Monday, March 2, 2009

Part 2

"For by grace you have been saved through faith, and this is not your own doing; it is the gift of God— not the result of works, so that no one may boast. For we are what he has made us, created in Christ Jesus for good works, which God prepared beforehand to be our way of life."

--Ephesians 2:8-10

"For this reason it depends on faith, in order that the promise may rest on grace and be guaranteed to all his descendants, not only to the adherents of the law but also to those who share the faith of Abraham (for he is the father of all of us)..."

--Romans 4:16

"And he believed the Lord; and the Lord reckoned it to him as righteousness."

--Genesis 15:6

The Scriptures establish that humility and faith are inseparable to those walking the path of life in Christ. Humility is one of the conditions, or proofs of faith acceptable to God. That said, I want to attempt to cover the relationship of grace, faith, and works in a summarizing manner. The verses in Ephesians are often ignored by people today. This is saddening because we need to realize the fact that in these verses, the revelation of God's dealings with mankind and what He wills for us to do are made clear--basically, this is the desire of God's heart. The Apostle Paul is saying that God has snatched us from eternal death even though we are unworthy, has granted us the ability to rely on Him (faith), to live bearing the good works of our faith to God and that this be our continual way of living. The other side is that no person can do this by his or her own strength. This salvation; this way of life is only possible through the death and rising of Jesus. He is our life (Col 3:1-4) through faith that brings us into a deep relationship and unity with God. The Grace of God giving us faith and accessed by faith is revealed to humanity--this is the way, may we walk in it certainly by the favor of God!

Parable 1

Grace

Grace is not a pillow on which a man sleeps; it is the Hand of the Almighty grasping the human soul, lifting it from death and rousing it to life in the journey of faith.

Sunday, March 1, 2009

Humility and Faith pt 1

"Unless you become like a little child, you will not enter the kingdom of God."

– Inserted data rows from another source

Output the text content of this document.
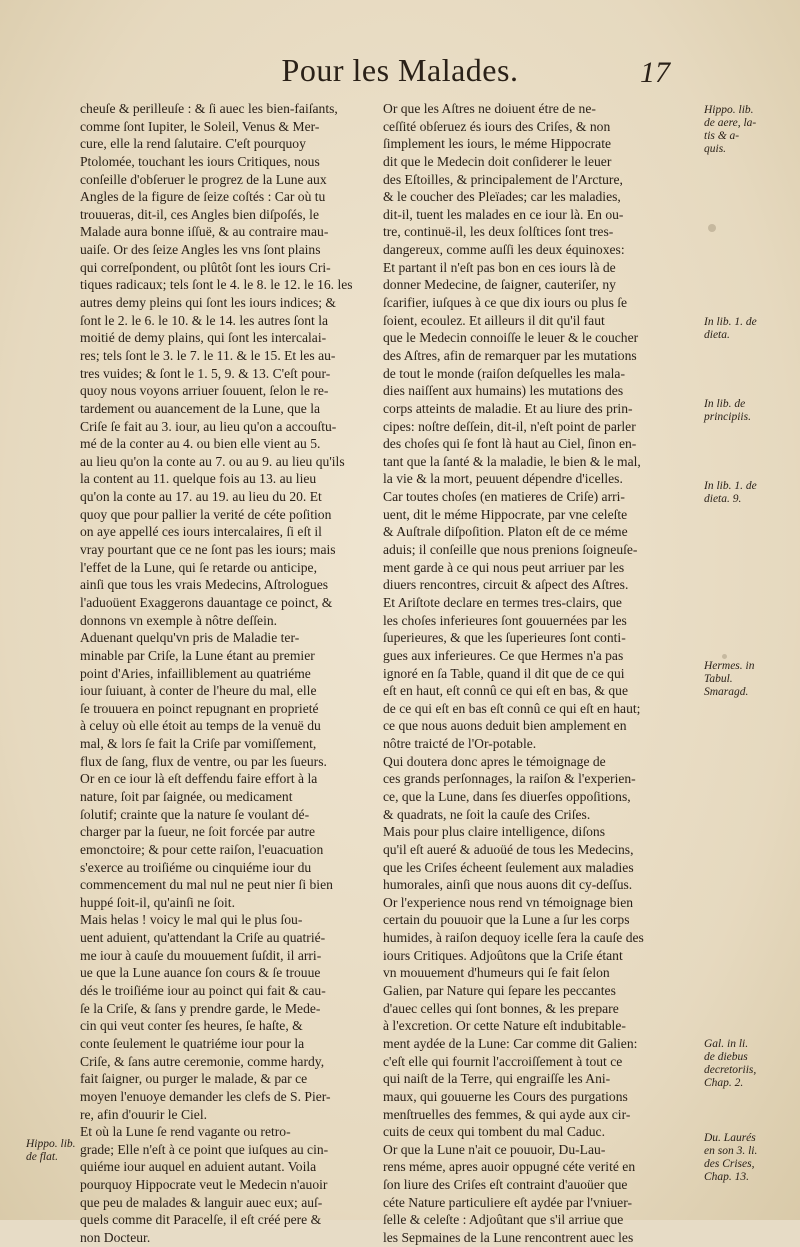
Pour les Malades.	17
cheuſe & perilleuſe : & ſi auec les bien-faiſants,
comme ſont Iupiter, le Soleil, Venus & Mer-
cure, elle la rend ſalutaire. C'eſt pourquoy
Ptolomée, touchant les iours Critiques, nous
conſeille d'obſeruer le progrez de la Lune aux
Angles de la figure de ſeize coſtés : Car où tu
trouueras, dit-il, ces Angles bien diſpoſés, le
Malade aura bonne iſſuë, & au contraire mau-
uaiſe. Or des ſeize Angles les vns ſont plains
qui correſpondent, ou plûtôt ſont les iours Cri-
tiques radicaux; tels ſont le 4. le 8. le 12. le 16. les
autres demy pleins qui ſont les iours indices; &
ſont le 2. le 6. le 10. & le 14. les autres ſont la
moitié de demy plains, qui ſont les intercalai-
res; tels ſont le 3. le 7. le 11. & le 15. Et les au-
tres vuides; & ſont le 1. 5, 9. & 13. C'eſt pour-
quoy nous voyons arriuer ſouuent, ſelon le re-
tardement ou auancement de la Lune, que la
Criſe ſe fait au 3. iour, au lieu qu'on a accouſtu-
mé de la conter au 4. ou bien elle vient au 5.
au lieu qu'on la conte au 7. ou au 9. au lieu qu'ils
la content au 11. quelque fois au 13. au lieu
qu'on la conte au 17. au 19. au lieu du 20. Et
quoy que pour pallier la verité de céte poſition
on aye appellé ces iours intercalaires, ſi eſt il
vray pourtant que ce ne ſont pas les iours; mais
l'effet de la Lune, qui ſe retarde ou anticipe,
ainſi que tous les vrais Medecins, Aſtrologues
l'aduoüent Exaggerons dauantage ce poinct, &
donnons vn exemple à nôtre deſſein.
Aduenant quelqu'vn pris de Maladie ter-
minable par Criſe, la Lune étant au premier
point d'Aries, infailliblement au quatriéme
iour ſuiuant, à conter de l'heure du mal, elle
ſe trouuera en poinct repugnant en proprieté
à celuy où elle étoit au temps de la venuë du
mal, & lors ſe fait la Criſe par vomiſſement,
flux de ſang, flux de ventre, ou par les ſueurs.
Or en ce iour là eſt deffendu faire effort à la
nature, ſoit par ſaignée, ou medicament
ſolutif; crainte que la nature ſe voulant dé-
charger par la ſueur, ne ſoit forcée par autre
emonctoire; & pour cette raiſon, l'euacuation
s'exerce au troiſiéme ou cinquiéme iour du
commencement du mal nul ne peut nier ſi bien
huppé ſoit-il, qu'ainſi ne ſoit.
Mais helas ! voicy le mal qui le plus ſou-
uent aduient, qu'attendant la Criſe au quatrié-
me iour à cauſe du mouuement ſuſdit, il arri-
ue que la Lune auance ſon cours & ſe trouue
dés le troiſiéme iour au poinct qui fait & cau-
ſe la Criſe, & ſans y prendre garde, le Mede-
cin qui veut conter ſes heures, ſe haſte, &
conte ſeulement le quatriéme iour pour la
Criſe, & ſans autre ceremonie, comme hardy,
fait ſaigner, ou purger le malade, & par ce
moyen l'enuoye demander les clefs de S. Pier-
re, afin d'ouurir le Ciel.
Et où la Lune ſe rend vagante ou retro-
grade; Elle n'eſt à ce point que iuſques au cin-
quiéme iour auquel en aduient autant. Voila
pourquoy Hippocrate veut le Medecin n'auoir
que peu de malades & languir auec eux; auſ-
quels comme dit Paracelſe, il eſt créé pere &
non Docteur.
Or que les Aſtres ne doiuent étre de ne-
ceſſité obſeruez és iours des Criſes, & non
ſimplement les iours, le méme Hippocrate
dit que le Medecin doit conſiderer le leuer
des Eſtoilles, & principalement de l'Arcture,
& le coucher des Pleïades; car les maladies,
dit-il, tuent les malades en ce iour là. En ou-
tre, continuë-il, les deux ſolſtices ſont tres-
dangereux, comme auſſi les deux équinoxes:
Et partant il n'eſt pas bon en ces iours là de
donner Medecine, de ſaigner, cauteriſer, ny
ſcarifier, iuſques à ce que dix iours ou plus ſe
ſoient, ecoulez. Et ailleurs il dit qu'il faut
que le Medecin connoiſſe le leuer & le coucher
des Aſtres, afin de remarquer par les mutations
de tout le monde (raiſon deſquelles les mala-
dies naiſſent aux humains) les mutations des
corps atteints de maladie. Et au liure des prin-
cipes: noſtre deſſein, dit-il, n'eſt point de parler
des choſes qui ſe font là haut au Ciel, ſinon en-
tant que la ſanté & la maladie, le bien & le mal,
la vie & la mort, peuuent dépendre d'icelles.
Car toutes choſes (en matieres de Criſe) arri-
uent, dit le méme Hippocrate, par vne celeſte
& Auſtrale diſpoſition. Platon eſt de ce méme
aduis; il conſeille que nous prenions ſoigneuſe-
ment garde à ce qui nous peut arriuer par les
diuers rencontres, circuit & aſpect des Aſtres.
Et Ariſtote declare en termes tres-clairs, que
les choſes inferieures ſont gouuernées par les
ſuperieures, & que les ſuperieures ſont conti-
gues aux inferieures. Ce que Hermes n'a pas
ignoré en ſa Table, quand il dit que de ce qui
eſt en haut, eſt connû ce qui eſt en bas, & que
de ce qui eſt en bas eſt connû ce qui eſt en haut;
ce que nous auons deduit bien amplement en
nôtre traicté de l'Or-potable.
Qui doutera donc apres le témoignage de
ces grands perſonnages, la raiſon & l'experien-
ce, que la Lune, dans ſes diuerſes oppoſitions,
& quadrats, ne ſoit la cauſe des Criſes.
Mais pour plus claire intelligence, diſons
qu'il eſt aueré & aduoüé de tous les Medecins,
que les Criſes écheent ſeulement aux maladies
humorales, ainſi que nous auons dit cy-deſſus.
Or l'experience nous rend vn témoignage bien
certain du pouuoir que la Lune a ſur les corps
humides, à raiſon dequoy icelle ſera la cauſe des
iours Critiques. Adjoûtons que la Criſe étant
vn mouuement d'humeurs qui ſe fait ſelon
Galien, par Nature qui ſepare les peccantes
d'auec celles qui ſont bonnes, & les prepare
à l'excretion. Or cette Nature eſt indubitable-
ment aydée de la Lune: Car comme dit Galien:
c'eſt elle qui fournit l'accroiſſement à tout ce
qui naiſt de la Terre, qui engraiſſe les Ani-
maux, qui gouuerne les Cours des purgations
menſtruelles des femmes, & qui ayde aux cir-
cuits de ceux qui tombent du mal Caduc.
Or que la Lune n'ait ce pouuoir, Du-Lau-
rens méme, apres auoir oppugné céte verité en
ſon liure des Criſes eſt contraint d'auoüer que
céte Nature particuliere eſt aydée par l'vniuer-
ſelle & celeſte : Adjoûtant que s'il arriue que
les Sepmaines de la Lune rencontrent auec les
Hippo. lib.
de aere, la-
tis & a-
quis.
In lib. 1. de
dieta.
In lib. de
principiis.
In lib. 1. de
dieta. 9.
Hermes. in
Tabul.
Smaragd.
Gal. in li.
de diebus
decretoriis,
Chap. 2.
Du. Laurés
en son 3. li.
des Crises,
Chap. 13.
Hippo. lib.
de flat.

Today in American society, pText Coloreople are taught certain moral perspectives on life. People today can be very moral, in a civil sense, in their personal lives and yet be very far from the Kingdom of God. Many modern churches teach a certain code of ethics to the masses, yet they are far from the knowledge of God. The reason for this is that the vast majority of people lack the humility that God requires of His people. God said that he would look upon and be with the humble who are filled with contrition; who tremble at His words (Is 66:2), that He leads the humble in what is right, and that the humble are taught by Him (Ps 25:9). The Scriptures teach us that the spirits of the proud are unstable and that the righteous will live by reliance upon God (Hab 2:4), this reliance can only be found in the humble. In order to recieve such faith that lasts forever, a person must be clothed with humility. God does not lavish His grace upon the proud, but on the humble, who by their humility can look to Him in faith for the fulfillment of the will of God. Faith and humility are intertwined, they co-exist together within the saint binding him to Jesus who stands before the Father pleading for the needs of those bound to Him in faith. James tells us that God is against the proud, but is for the humble (Jas 4:6-10). James also admonishes us to turn to God by means of humble faith, changing our patterns of life that are not in accord with the will of God through lamentation, mourning, and weeping. This is the work of humility that is acceptable to God. So let us examine our lives with the prayer of the psalmist (Ps 139:23-24) and cleanse our hands with zeal for God and the humility of faith. With that, I will post two last admonitions from Scripture pertaining to the necessity of submition to God:

"See that you do not refuse the one who is speaking; for if they did not escape when they refused the one who warned them on earth, how much less will we escape if we reject the one who warns from heaven!"

"And we want each one of you to show the same diligence, so as to realize the full assurance of hope to the very end, so that you may not become sluggish, but imitators of those who through faith and patience inherit the promises."